One of the reasons that harness racing was less popular than horse racing has been the reservations in gamblers’ minds about the various means of starting trotting races, particularly when bets have been lost before contests were properly under way. Before mobile starting gates gained popularity in harness racing, a rolling start was used. The horses were driven in a number of circles, and the manoeuvre, if carried out correctly, arranged the horses in lines. The fairness of the start was judged by stewards at the starting line; if they judged that a racer was not fairly in line with the others, a false start would be called and the race would start again. This process was sometimes repeated several times before a fair start occurred. In the middle 20th Century, the mobile starting gate was developed.

Most harness races now start from behind a motorized starting gate, called a "car start" or "auto start". This device consists of a car or pickup truck equipped with a hinged gate that resembles metal "wings" on each side of the vehicle. As the vehicle is driven down the center of the track, the wings are extended and the horses line up in order behind it. When the gate reaches the starting line, the starter retracts the wings, which fold inward toward the vehicle body. The vehicle then accelerates away from the horses and pulls off to the outside to let the racers proceed; in many cases, it then follows close behind the racers for officials to view the race and any potential infractions of rules. The modern starting gate uses a driver for steering the vehicle while the starter sits in the rear to concentrate on the actual horses positioning during the "score up". The starter will also observe the race and call a false start if required.

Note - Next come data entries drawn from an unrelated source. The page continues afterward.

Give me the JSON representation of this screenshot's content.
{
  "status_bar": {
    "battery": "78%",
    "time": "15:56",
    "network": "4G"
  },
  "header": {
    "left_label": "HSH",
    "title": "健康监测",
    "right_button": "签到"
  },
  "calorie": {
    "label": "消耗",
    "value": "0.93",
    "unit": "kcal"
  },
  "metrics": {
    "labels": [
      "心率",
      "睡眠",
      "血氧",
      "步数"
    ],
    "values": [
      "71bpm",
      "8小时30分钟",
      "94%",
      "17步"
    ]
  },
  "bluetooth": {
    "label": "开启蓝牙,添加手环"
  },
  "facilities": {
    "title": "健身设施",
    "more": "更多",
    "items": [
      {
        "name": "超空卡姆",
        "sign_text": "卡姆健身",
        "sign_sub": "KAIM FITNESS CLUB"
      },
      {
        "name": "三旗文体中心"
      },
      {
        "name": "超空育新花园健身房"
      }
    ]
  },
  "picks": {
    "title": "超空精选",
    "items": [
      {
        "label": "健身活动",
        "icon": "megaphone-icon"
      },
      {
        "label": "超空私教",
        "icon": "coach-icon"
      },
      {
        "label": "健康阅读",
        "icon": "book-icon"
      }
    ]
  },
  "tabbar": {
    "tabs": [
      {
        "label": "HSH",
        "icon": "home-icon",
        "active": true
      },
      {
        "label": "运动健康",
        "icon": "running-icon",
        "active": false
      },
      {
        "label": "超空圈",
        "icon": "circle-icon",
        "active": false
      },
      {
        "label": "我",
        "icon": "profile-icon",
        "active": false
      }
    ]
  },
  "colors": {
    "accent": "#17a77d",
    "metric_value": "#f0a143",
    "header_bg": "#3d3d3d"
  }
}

The motorized gate drastically reduced the number of false starts, but did not eliminate them. If the starter, who rides in the vehicle facing backward toward the horses, sees that the start is not fair in some way, he may issue a recall and order the race to be started again. Today, the start speed, acceleration, score up distance, and gate closing are controlled via a computer system, which takes control of the vehicle and provides a printout at the end of the score up.

The other kind of start to race is a standing start, where there are tapes across the track and the horses stand stationary behind the tapes before the start. This enables handicaps to be placed on horses according to class. Some European, Australian and New Zealand races start using tapes.

==Dog racing==
Greyhound racing uses a device similar in nature and concept to the horse racing starting gate. The machine is usually called a starting box, owing to its use of boxes to hold the greyhounds in place. Dogs are loaded from the rear, with a small window in the front door through which the dog can see the track and the mechanical lure.

Once the lure has come around to a point a few meters behind the box, it passes a sensor which trips a switch to release the gates which swing upward to open, releasing the dogs. The opening gates start the race clock. Unlike horse racing, this action does not signal the totalizator system to end betting; that is done instead by a steward just before the lure is sent on its way.

Starting boxes normally hold eight dogs, with some holding nine.